(Reuters) - Iran does not pose an immediate nuclear threat and the world must act cautiously to avoid repeating mistakes made with Iraq and North Korea, the head of the U.N. nuclear watchdog agency said on Tuesday.
Mohamed ElBaradei, director of the International Atomic Energy Agency, said the world shouldn't "jump the gun" with erroneous information as he said the U.S.-led coalition did in Iraq in 2003, nor should it push the country into retaliation as international sanctions did in North Korea, reports Trend.
"Our assessment is that there is no immediate threat," the winner of the 2005 Nobel Peace Prize told a forum organized by the Monterey Institute of International Studies south of San Francisco. "We still have lots of time to investigate."
"You look around in the Middle East right now and it's a total mess," he said. "You can not add oil to that fire."
The recent violent history in Iraq bears an important lesson for diplomacy with neighboring Iran, the diplomat said. "We should not jump the gun.
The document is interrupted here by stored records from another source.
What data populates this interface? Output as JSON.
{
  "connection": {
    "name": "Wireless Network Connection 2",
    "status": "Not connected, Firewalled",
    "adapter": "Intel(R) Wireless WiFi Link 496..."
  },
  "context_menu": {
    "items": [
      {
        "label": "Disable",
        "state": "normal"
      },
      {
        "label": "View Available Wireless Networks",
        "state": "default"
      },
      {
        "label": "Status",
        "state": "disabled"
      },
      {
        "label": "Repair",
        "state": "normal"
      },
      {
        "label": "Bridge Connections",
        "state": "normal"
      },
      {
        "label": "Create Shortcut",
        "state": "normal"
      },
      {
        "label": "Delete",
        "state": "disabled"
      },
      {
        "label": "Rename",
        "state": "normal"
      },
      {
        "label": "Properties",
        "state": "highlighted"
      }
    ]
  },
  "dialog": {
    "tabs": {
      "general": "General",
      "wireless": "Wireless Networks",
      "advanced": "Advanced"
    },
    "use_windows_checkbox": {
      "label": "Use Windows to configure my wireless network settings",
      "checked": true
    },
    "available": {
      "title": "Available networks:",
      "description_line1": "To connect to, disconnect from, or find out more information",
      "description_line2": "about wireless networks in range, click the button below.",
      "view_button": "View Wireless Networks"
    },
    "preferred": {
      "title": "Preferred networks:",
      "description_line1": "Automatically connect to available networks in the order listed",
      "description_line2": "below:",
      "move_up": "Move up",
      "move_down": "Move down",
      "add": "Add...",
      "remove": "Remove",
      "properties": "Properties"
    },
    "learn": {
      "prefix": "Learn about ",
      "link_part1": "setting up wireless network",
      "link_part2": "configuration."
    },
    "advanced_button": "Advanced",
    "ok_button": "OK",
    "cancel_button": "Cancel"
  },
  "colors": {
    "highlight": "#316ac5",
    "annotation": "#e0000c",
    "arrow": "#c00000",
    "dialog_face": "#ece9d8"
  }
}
We should be very careful about assessing the information available to us," he said.
The Bush administration led a coalition into Iraq in 2003 saying President Saddam Hussein was developing weapons of mass destruction. No such weapons were found.
"I ask myself every day if that's the way we want to go in getting rid of every single dictator," ElBaradei said.
While it was unclear whether Iran ultimately intended to redirect its development of nuclear power into a weapons system, it was clear there was no danger of that right now, he said.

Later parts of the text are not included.